The whitest bash belt to have ever bashed

I was attempting the following exercise: Contacts program in bash and I decided it was important to not have duplicates. Because you never want to find out you have two entries by the name Emergency Doctor and not know which one to call in, you know, an emergency.

In my mind, this seemed trivial. At the moment of adding a new contact, I would go to my current list, check if any of my contacts already had the same name, and if so, politely ask myself to give this new contact a different name. Easy Peasy. A quick 5 minutes of googling later, I found out that you can use grep and wc in conjunction for exactly what I wanted. So, I went ahead and wrote the following masterpiece:

already_exists() {
return grep$@$CONTACTS | wc -l
}

Yeah… that doesn’t work. Loudly. It yells at you, begging you to stop. Looking back at it, I should’ve known something was wrong at this moment, but I didn’t. I just went and kept trying to make my JS mindset work. So, I did this:

already_exists() {
numresults= $(grep “$@“ $CONTACTS | wc -l)
return numresults
}

And it didn’t blow up. The word Success started flying through my mind ✨. Then I tried to use it and nothing happened. Turns out, this doesn’t work either. This is the result of calling that function, no matter the conditions:

already_exists “Fluffy”

If you’re wondering where the result is, it’s right there. It’s nothing. Nichts. Nada.

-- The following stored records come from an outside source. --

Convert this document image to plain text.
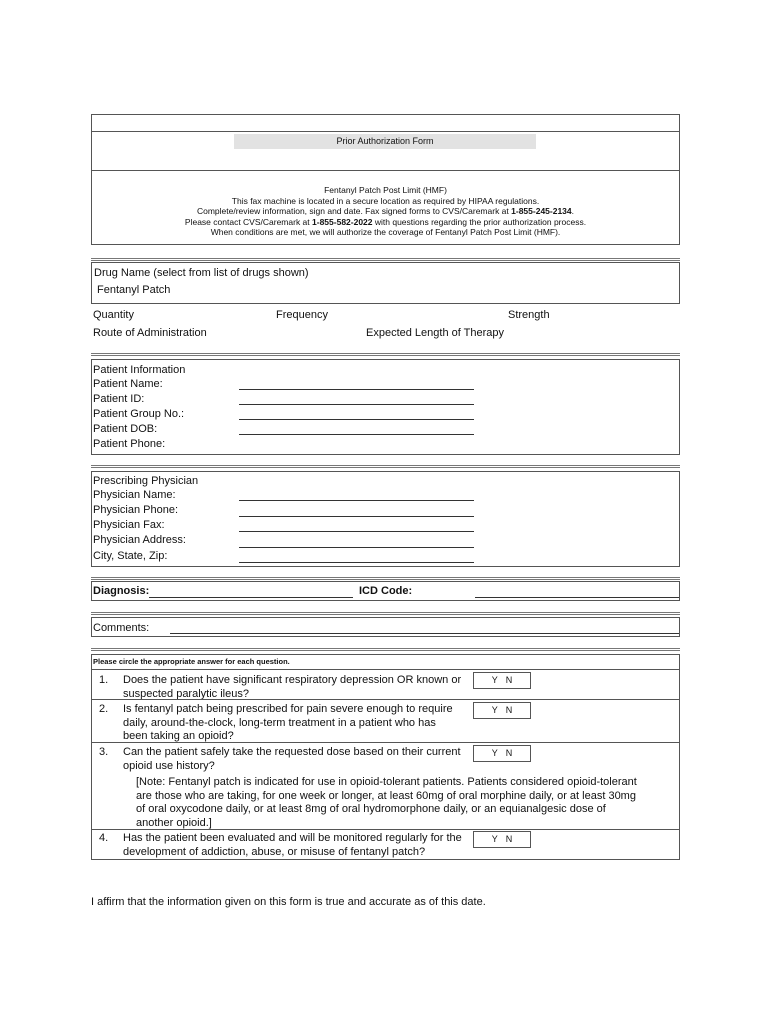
Prior Authorization Form
Fentanyl Patch Post Limit (HMF)
This fax machine is located in a secure location as required by HIPAA regulations.
Complete/review information, sign and date. Fax signed forms to CVS/Caremark at 1-855-245-2134.
Please contact CVS/Caremark at 1-855-582-2022 with questions regarding the prior authorization process.
When conditions are met, we will authorize the coverage of Fentanyl Patch Post Limit (HMF).
Drug Name (select from list of drugs shown)
Fentanyl Patch
Quantity	Frequency	Strength
Route of Administration	Expected Length of Therapy
Patient Information
Patient Name:
Patient ID:
Patient Group No.:
Patient DOB:
Patient Phone:
Prescribing Physician
Physician Name:
Physician Phone:
Physician Fax:
Physician Address:
City, State, Zip:
Diagnosis:	ICD Code:
Comments:
Please circle the appropriate answer for each question.
1. Does the patient have significant respiratory depression OR known or suspected paralytic ileus?
Y N
2. Is fentanyl patch being prescribed for pain severe enough to require daily, around-the-clock, long-term treatment in a patient who has been taking an opioid?
Y N
3. Can the patient safely take the requested dose based on their current opioid use history?
Y N
[Note: Fentanyl patch is indicated for use in opioid-tolerant patients. Patients considered opioid-tolerant are those who are taking, for one week or longer, at least 60mg of oral morphine daily, or at least 30mg of oral oxycodone daily, or at least 8mg of oral hydromorphone daily, or an equianalgesic dose of another opioid.]
4. Has the patient been evaluated and will be monitored regularly for the development of addiction, abuse, or misuse of fentanyl patch?
Y N
I affirm that the information given on this form is true and accurate as of this date.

You can’t return anything other than exit codes in Bash.

I’m not going to eternally bore you with all my attempts at making that work, including some futile debugging attempts. What’s important here is that I was trying to fit my old knowledge into a new domain. I was attempting to solve this problem like I would’ve solved it in Javascript. I wasn’t wearing the white belt at all, and if only I had remembered my own writing, I would’ve understood that maybe things work differently in Bash. Instead of assuming that it was all some silly syntax error, and that my thought process was accurate.

It can be pretty easy to forget ourselves and fall into this trap. Like a child who really wants to solve a puzzle and starts mashing pieces together, forcing them to fit. Or the young me who disassembled a Rubick’s Cube only to piece it back together in the right order. We often hear the phrase We are the sum of our experiences. And while that is what makes us who and what we are, it can sometimes work against us.

P.S: I eventually figured out what was happening, and ended up doing something like this:

already_exists() {
grep -i -q "$@" $CONTACTS
}

# Then, somewhere else
already_exists “Real Name”
if [ $? -eq 0 ]; then
# That means it already exists.
fi

(Which works, although I’m pretty sure it’s far from optimal).